The short, tragic career of M. Night Shyamalan
by Jason Blair
THE HAPPENING: Written and Directed by M. Night Shyamalan. Cinematography, Tak Fujimoto. Music, James Newton Howard. Starring Mark Wahlberg, Zooey Deschanel and John Leguizamo. Twentieth Century Fox, 2008. R. 91 minutes.
|Elliot (Mark Wahlberg) wonders why.|
Artistically, M. Night Shyamalan is dead.
Adrift since the waning moments of Signs (2002), M. Night Shyamalan hit bottom with The Lady in the Water (2006), a dreary, confused bedtime story about a mermaid, twitchy and pearlescent, who emerges from a swimming pool. At the time, Water was the greatest catastrophe of a once-incandescent career. The Happening, while not as muddled as its predecessor, arguably is the greater failure, since it convincingly ends any meaningful discussion as to whether, apart from the trick-laden The Sixth Sense, Shyamalan is worthy of serious attention.

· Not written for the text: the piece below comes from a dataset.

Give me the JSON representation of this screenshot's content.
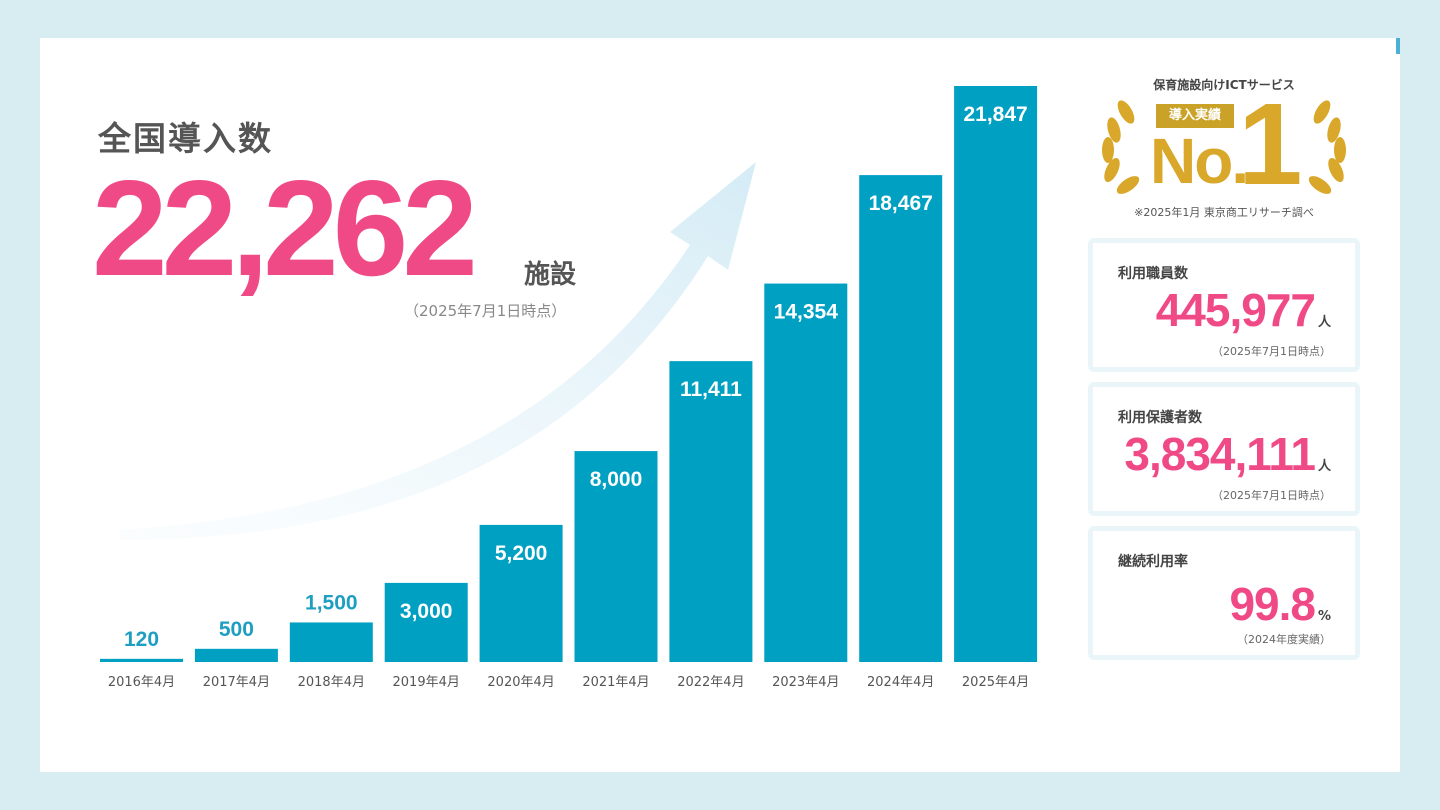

For a few precious minutes, The Happening exerts itself hauntingly. In New York, high atop a construction site, men hurl themselves to the ground. In Philadelphia, a chain of suicides begins, the same gun used again and again. Nearby, a disaster more intimate unfolds: the dissipation of the relationship between Elliot (Mark Wahlberg) and Alma (Zooey Deschanel). This dependable crisis-within-a-crisis structure — a situation at least as old, but surely older, than Henry James’ The Painted Veil — steadies The Happening, if only briefly. Along with their friend Julian (John Leguizamo) and his daughter Jess (Ashlyn Sanchez), Elliot and Alma board a train for the countryside. The film rattles forward, paranoid and defiant, capitalizing on everything we don’t yet know. Then the train stops for good in Filbert, Pennsylvania. And so does The Happening.
As the train passengers set out chaotically for the safe zone of western Pennsylvania, the film contracts with stunning haste. You can almost hear the grind of the film’s gears in downshift, resulting in fewer characters, fewer developments and — unless I misread the audience — fewer interested moviegoers. As in Signs, The Happening relies on media reports for exposition, reports that, as in real life, mislead as much as clarify. This time, Shyamalan adds cell phones to tv and radio stations, resulting in several poorly staged scenes of people standing around, useless and dumb. But the real offense of The Happening is Shayamalan’s premise for the attacks, a concept almost as ridiculous as the heavy-handed way in which Elliot grasps it. At one point, Elliot barks that to survive, they need to “stay ahead of the wind.” Is that all? While you’re at it, try getting blood from a turnip, honey from a rock or a silk purse from a sow’s ear. You get the idea. Billed as a paranoid thriller, The Happening is the worst kind of fantasy, one with neither foot in anything close to reality.
All of which is a shame, when you consider the talented actors who keep rallying to Shyamalan’s cheerful little flicks. Wahlberg plays the sad clown admirably, a morally upright, naïvely positive leader who’s almost an exact reprise of his Eddie Adams from Boogie Nights. Zooey Deschanel brings her offbeat charm to The Happening, but her confession to Elliot — her infidelity is telegraphed from the start — sounds like she’s complaining of an itchy throat. Elliot’s reaction is to remain steady, even during a scene of gratuitous violence against children, which should have parents picketing this film in the streets. In fact, the only person who gets under Elliot’s skin is an irascible, insular country woman, the Nurse Ratched of rural Pennsylvania. Eventually, Elliot slumps a little. “We need to get out of this nightmare,” he says. You said it, not me.
The Happening is now playing at Cinemark and VRC Stadium 15.